Еще один был: восточный. С Кавказа. Он глотки резал нашим солдатикам, как баранам. Этот – смешливый! Все прошения подавал. На то, чтобы условно освободили. "Ну и што такова, я парням вашим горла резал, эта наши враги, парни ка мне в саклю пришли са смэртью, и я што, должин их с пирагами встрэчать?! А у миня жэна, детки, я што, их пад пули падставлю?! Лучши я сам убью, чем миня убьют!" Шуточками сыпал, прибаутками. Пел восточные песни и ногами в валенках перебирал, будто в ичигах танцевал. Снег летел из-под веселых ног. Он – жил! А как жили матери тех солдат, кому он глотки перерезал?
Мы переписывались с девчонками. Адресочки друг по другу передавали. Когда девчонки узнавали, что сидишь пожизненно, сразу прекращали писать. Батя, батя, я однажды одной девчонке написал всю свою жизнь.
Ту жизнь, батя, какую ты знать не знал.
Ты ведь не знал, батя, как я жил. Как я в детстве, в юности уже вором был.
А ты думал, я был такой приличный домашний мальчик.
А у меня, бать, была тайная жизнь, я собственной жизнью жил, какой хотел, и никто меня не мог остановить, переделать. Перекроить. У меня эту мою жизнь – отнять.
Рано я начал воровать. Первый мой чужой карман: на рынке. Мужик в пальто с цигейковым воротником. Наклоняется над прилавком. Тщательно высматривает: ему надо купить вкусность, да получше, да подешевле! Торгуется. Торговка растопыривает красные на морозе пальцы. Фрукты, сизый лук, ало-малиновое, с белыми мраморными разводами жира мясо. Тяжелые золотые слитки лимонов. Шубы всюду пухлые. Народ толпится. Пар изо ртов у людей валит, как у лошадей. Я маленький, и все люди вокруг кажутся мне громадными и богатыми. Богатыми, как цари. Все они цари, а я маленький жалкий бедняк. Их слуга. Меня родили для того, чтобы я им прислуживал. Ну уж нет!

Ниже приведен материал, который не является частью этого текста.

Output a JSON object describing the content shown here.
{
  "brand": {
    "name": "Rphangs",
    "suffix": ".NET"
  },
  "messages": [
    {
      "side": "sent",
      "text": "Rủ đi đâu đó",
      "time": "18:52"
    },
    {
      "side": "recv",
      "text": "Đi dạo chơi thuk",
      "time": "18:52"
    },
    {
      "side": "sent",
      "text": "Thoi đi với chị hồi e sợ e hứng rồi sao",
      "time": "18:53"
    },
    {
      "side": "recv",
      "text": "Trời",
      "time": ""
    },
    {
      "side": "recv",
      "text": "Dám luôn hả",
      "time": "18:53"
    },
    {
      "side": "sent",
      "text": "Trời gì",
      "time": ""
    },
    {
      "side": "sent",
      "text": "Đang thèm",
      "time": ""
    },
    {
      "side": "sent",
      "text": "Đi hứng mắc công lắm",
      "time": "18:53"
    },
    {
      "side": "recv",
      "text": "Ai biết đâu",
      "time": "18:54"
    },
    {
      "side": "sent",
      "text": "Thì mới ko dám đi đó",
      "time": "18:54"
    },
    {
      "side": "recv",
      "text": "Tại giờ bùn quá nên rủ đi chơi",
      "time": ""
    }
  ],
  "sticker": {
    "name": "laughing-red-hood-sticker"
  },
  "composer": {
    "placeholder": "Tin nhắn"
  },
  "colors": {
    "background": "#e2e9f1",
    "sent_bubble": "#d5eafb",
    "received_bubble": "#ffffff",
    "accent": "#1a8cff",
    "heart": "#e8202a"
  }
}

Мужик отогнул от подбородка синий цигейковый воротник, показывал торговке два растопыренных пальца; она громко орала ему в ответ и показывала три. Я крался за мужиком. Встал, вроде как в очередь. На меня не обращали внимания: я был слишком маленький. Думали, наверное: я чей-то ребенок. К прилавку подошли две тетки в широких, как шалаши, шубах, одна сняла варежку, у нее на длинном пальце блеснуло золотое с рубином кольцо, я запомнил. Она копошилась в кошельке. Я скользнул поближе к мужику, и, сам не знаю, как, весь дрожа, так дрожат в любви или на охоте, дрожат от страсти, от счастья и страха, запустил руку ему в карман и потными пальцами нащупал бумажник. Вынул тихо, незаметно; старался, чтобы моя согнутая в локте рука почти не двигалась. Так медленно вытягивал. Вытянул. Спиной к теткам повернулся. Так же медленно, как вынимал, утолкал к себе за пазуху. В карман рубахи. Мать мне покупала тогда рубашки с нагрудными кармашками. Бать, ты помнишь мать? Нет, ты помнишь? Помнишь?
Магазины и рынки, лавки и лотки. Ткани, жратва, украшенья, опять тряпки. Все человеческое можно было украсть. Так я понимал жизнь: кради все чудесное, что в ней есть, присваивай, другой жизни не будет! Я рано столкнулся со смертью, ну, ты помнишь. Что тебе рассказывать. Братья мои умирали, сестры тоже. Умирание я заведомо записал в главные враги. Я себе сказал: пока я не начну умирать – я буду красть жизнь! Тащить ее, лямзить, тырить, тибрить, воровать, присваивать, заимствовать, использовать! Я ведь так ее люблю! И она уже – моя. Козявка я был еще, пацаненок, а поди ж ты, так уже рассуждал! Живем один миг на земле. Бегаем, тараканы, по ее черствой ледяной корке, жрем и пьем, наряжаемся и бестолково украшаем себя, любим друг друга, а то и убиваем, рожаем себе подобных, а завтра хороним. И вся песня табунщика! Короткая такая песня! Только начнешь, а уже надо петь последний куплет. А о чем в последнем куплете? Думаешь, про солнце, про губы любимой? Вовсе нет. Про гроб, и глазет, и чугунный черный крест, и вьюжный могильный холм. Вот про что! Тоска! А я тосковать не хотел. Я – веселился!